Proceedings: GI 1999

Approximating the Location of Integrand Discontinuities for Penumbral Illumination with Linear Light Sources

Marc Ouellette , Eugene Fiume

Proceedings of Graphics Interface '99: Kingston, Ontario, Canada, 2 - 4 June 1999, 66-75

DOI 10.20380/GI1999.10

  • BibTeXex

    @inproceedings{OuelletteFiume-gi99,
     title = {Approximating the Location of Integrand Discontinuities for Penumbral Illumination with Linear Light Sources},
     author = {Marc J. Ouellette and Eugene Fiume},
     booktitle = {Proceedings of the Graphics Interface 1999 Conference, June 2-4, 1999, Kingston, Ontario, Canada},
     year = {1999},
     month = {June},
     pages = {66--75},
     url = {http://graphicsinterface.org/wp-content/uploads/gi1999-10.pdf}
    }
    

Abstract

One of the benefits of shading with linear light sources is also one of its major challenges: generating soft shadows. The primary difficulty in this task is determining the discontinuities in the linear light source integrals that are caused by occluding objects.
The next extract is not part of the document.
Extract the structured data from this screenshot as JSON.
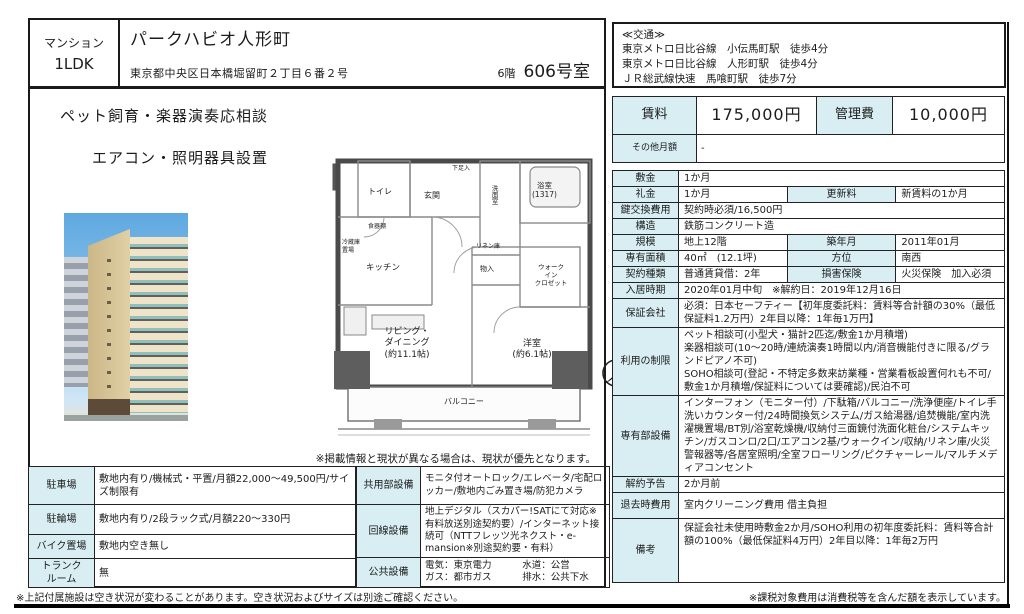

We demonstrate in this paper that the computed location of each discontinuity only needs to be moderately accurate, provided that the expected value of this location is a continuous function of the actual value of the location. We introduce Random Seed Bisection (RSB), an algorithm that has this property. We use this algorithm to efficiently find the approximate location of a discontinuity, in order to partition the domain of integration into subintervals (panels) over which the integrand is naturally smooth, and approximate the integral efficiently over each panel using low-degree numerical quadratures. We demonstrate the effectiveness of this solution for shadowing problems with at most 1 discontinuity in the domain of integration. We also provide efficient heuristics that take advantage of the coherence in a scene to handle shadowing problems with at most 2 discontinuities in the domain of integration. This work is a first step toward a comprehensive approach to efficiently solving numerical integration problems for extended light sources.